What’s particularly interesting is that the man who put Barrett on that initial list (or, at the least, had a notable role on the team that placed him on that list) is now in Edmonton again, and has had an even wilder journey to this point. That would be Chris Jones. As J.C. Abbott of 3 Down Nation noted, Jones has had quite the list of jobs since then:
God I love the ridiculousness of CFL football ops.
Chris Jones was there to neg list Barrett, then had time to win a Grey Cup, bolt for Saskatchewan, bolt for Cleveland, coach a Tennessee high school, make a surprise return to Toronto, and still get rehired in time to sign him. https://t.co/cRUtk58Gs5
— JC Abbott (@JC_AbbottCFL) January 28, 2022
Indeed. Jones was Edmonton’s head coach from 2014-15 (the franchise was known as the Eskimos then; they changed to the Elks last year), but left for a head coach and general manager role in Saskatchewan a week after winning the Grey Cup in 2015. (Of course, long-time CFL figure Ed Hervey was the general manager in Edmonton from 2013-16; it’s unclear which of Jones or Hervey played a larger role in listing Barrett then, but it is notable that Jones has often had significant personnel involvement even when only listed as head coach or assistant coach, so it’s certainly plausible he was at least in the conversations about listing Barrett.) Jones then left Saskatchewan abruptly in 2019 for a role as a “senior defensive specialist” with the NFL’s Cleveland Browns, then took what he described as his “dream job” as the head coach of his alma mater of South Pittsburg High School in Tennessee last spring, only to then leave that school suddenly in September to sign on as a defensive consultant with the CFL’s Toronto Argonauts. He then returned to Edmonton in December, as both head coach and general manager this time.

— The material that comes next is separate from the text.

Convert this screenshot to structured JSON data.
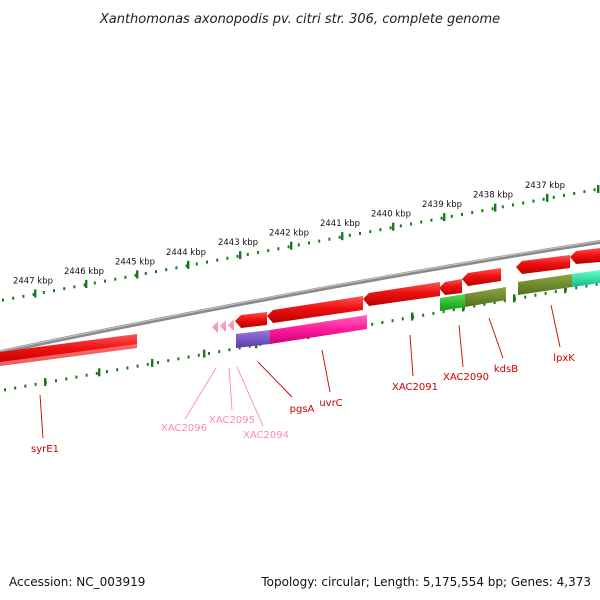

It’s sort of fascinating to see a negotiation list move made so long ago actually come to fruition. This does happen from time to time, but it’s relatively rare; most people on those lists never come to the CFL, and most of the discussion about them is just hypotheticals (as it was with Tim Tebow, where Montreal Alouettes’ GM Jim Popp said in 2013 they’d never talked to Tebow or his representatives, but just had him on that list in case he did decide to explore playing in the CFL). And what’s even more rare is for a negotiation list move made under one head coach to come back with that same head coach seven-plus years later, and with that coach having so many stops in between. It will certainly be interesting to see how Barrett does in the CFL; he joins a current quarterback roster of Nick Arbuckle, Taylor Cornelius, Dakota Prukop, Khalil Tate, and Kai Locksley. We’ll see if he’s able to make the team, but Jones’ long interest in him certainly shouldn’t hurt.